Jennifer Wilcox, Worcester Polytechnic Institute
Dr. Jennifer Wilcox is the H. Manning Professor of Chemical Engineering at Worcester Polytechnic Institute. Dr. Wilcox earned a B.A. in mathematics from Wellesley College and a Ph.D. in chemical engineering from the University of Arizona. Dr. Wilcox received an Army Research Office (ARO) Young Investigator Award (Membrane Design for Optimal Hydrogen Separation), an American Chemical Society Petroleum Research Fund (ACS PRF) Young Investigator Award (Heterogeneous Kinetics of Mercury in Combustion Flue Gas), and a National Science Foundation CAREER Award (Arsenic and Selenium Speciation in Combustion Flue Gas).

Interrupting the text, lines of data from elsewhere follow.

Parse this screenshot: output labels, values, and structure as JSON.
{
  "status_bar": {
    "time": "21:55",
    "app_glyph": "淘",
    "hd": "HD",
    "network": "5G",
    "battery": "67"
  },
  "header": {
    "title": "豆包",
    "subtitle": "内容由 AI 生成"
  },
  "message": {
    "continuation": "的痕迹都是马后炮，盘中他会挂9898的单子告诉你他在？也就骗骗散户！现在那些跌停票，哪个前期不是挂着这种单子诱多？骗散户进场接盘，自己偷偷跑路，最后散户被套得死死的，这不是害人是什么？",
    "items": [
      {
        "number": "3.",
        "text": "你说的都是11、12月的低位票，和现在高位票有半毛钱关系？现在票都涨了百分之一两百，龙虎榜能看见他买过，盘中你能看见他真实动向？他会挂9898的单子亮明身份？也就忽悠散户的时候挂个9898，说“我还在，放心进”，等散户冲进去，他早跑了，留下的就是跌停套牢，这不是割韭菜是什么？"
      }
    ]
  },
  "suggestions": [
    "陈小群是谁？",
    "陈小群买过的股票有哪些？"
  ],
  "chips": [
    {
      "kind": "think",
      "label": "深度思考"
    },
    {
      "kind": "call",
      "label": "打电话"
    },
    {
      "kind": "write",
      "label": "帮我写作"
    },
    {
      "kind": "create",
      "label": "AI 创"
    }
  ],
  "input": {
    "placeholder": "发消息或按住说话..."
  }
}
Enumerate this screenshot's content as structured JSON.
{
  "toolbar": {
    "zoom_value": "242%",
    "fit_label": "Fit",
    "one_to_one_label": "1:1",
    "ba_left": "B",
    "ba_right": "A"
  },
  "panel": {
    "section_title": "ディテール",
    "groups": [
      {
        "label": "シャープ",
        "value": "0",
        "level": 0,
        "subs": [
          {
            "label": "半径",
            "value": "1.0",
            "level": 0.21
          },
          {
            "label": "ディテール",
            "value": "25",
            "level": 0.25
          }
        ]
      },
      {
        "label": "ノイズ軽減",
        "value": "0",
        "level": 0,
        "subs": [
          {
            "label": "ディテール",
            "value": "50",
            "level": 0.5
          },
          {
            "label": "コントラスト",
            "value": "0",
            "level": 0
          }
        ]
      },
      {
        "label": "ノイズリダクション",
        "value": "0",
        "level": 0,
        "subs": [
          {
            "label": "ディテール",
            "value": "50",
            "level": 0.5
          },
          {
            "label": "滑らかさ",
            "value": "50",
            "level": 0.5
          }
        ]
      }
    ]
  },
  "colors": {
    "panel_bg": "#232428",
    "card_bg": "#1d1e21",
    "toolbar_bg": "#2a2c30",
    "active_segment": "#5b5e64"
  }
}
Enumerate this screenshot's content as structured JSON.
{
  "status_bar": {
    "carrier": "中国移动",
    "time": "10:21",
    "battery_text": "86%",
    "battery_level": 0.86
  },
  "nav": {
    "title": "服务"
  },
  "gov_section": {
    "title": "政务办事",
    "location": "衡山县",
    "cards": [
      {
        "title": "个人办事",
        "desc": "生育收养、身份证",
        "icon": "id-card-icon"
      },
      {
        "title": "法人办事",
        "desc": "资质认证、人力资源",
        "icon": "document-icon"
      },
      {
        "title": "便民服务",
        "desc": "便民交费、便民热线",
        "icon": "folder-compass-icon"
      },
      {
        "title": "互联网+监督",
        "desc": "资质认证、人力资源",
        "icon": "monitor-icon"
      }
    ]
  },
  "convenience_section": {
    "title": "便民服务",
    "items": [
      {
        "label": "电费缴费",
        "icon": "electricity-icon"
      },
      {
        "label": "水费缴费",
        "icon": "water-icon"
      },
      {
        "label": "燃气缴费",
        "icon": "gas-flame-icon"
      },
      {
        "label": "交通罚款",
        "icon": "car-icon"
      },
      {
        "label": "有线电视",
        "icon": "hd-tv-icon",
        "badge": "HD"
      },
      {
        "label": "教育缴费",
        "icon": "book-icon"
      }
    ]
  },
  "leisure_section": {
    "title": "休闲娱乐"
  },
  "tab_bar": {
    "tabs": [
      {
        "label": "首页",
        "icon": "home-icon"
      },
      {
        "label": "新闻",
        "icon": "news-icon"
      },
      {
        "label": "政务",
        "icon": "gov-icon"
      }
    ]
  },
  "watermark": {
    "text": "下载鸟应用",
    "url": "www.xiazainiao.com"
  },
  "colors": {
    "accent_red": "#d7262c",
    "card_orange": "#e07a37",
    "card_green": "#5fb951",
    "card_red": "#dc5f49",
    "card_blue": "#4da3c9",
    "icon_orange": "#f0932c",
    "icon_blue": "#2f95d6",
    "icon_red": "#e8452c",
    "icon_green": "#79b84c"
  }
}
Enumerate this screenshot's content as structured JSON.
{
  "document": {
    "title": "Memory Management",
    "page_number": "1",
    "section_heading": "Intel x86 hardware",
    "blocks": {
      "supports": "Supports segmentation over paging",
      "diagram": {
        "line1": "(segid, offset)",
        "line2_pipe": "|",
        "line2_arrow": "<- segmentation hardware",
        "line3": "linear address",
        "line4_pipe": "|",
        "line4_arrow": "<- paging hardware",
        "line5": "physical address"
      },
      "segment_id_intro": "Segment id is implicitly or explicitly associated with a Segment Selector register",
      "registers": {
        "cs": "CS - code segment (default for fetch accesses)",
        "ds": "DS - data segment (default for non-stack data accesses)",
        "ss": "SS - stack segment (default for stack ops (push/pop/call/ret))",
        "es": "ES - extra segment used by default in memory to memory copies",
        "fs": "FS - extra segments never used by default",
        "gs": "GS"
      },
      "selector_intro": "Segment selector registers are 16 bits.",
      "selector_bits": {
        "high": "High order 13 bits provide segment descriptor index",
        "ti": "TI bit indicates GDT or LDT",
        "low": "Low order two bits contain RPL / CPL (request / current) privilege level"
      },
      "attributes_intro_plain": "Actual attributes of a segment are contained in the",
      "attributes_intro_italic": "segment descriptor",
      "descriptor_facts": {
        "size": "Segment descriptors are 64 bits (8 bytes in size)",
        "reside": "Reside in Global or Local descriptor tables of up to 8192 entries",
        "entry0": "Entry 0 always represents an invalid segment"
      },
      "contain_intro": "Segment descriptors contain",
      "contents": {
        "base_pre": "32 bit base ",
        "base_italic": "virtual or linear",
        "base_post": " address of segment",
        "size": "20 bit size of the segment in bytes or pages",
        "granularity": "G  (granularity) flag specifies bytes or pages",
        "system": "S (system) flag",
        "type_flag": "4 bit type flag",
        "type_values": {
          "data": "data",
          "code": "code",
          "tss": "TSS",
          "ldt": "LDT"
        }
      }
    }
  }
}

She has served on several committees, including for the National Academy of Sciences, Engineering, and Medicine and the American Physical Society, to assess CO2 capture methods and impacts on climate. Along with her lab, Dr. Wilcox’s research interests combine experimental and theoretical methods to investigate capture and sequestration of trace metals (mercury, arsenic, and selenium) and CO2.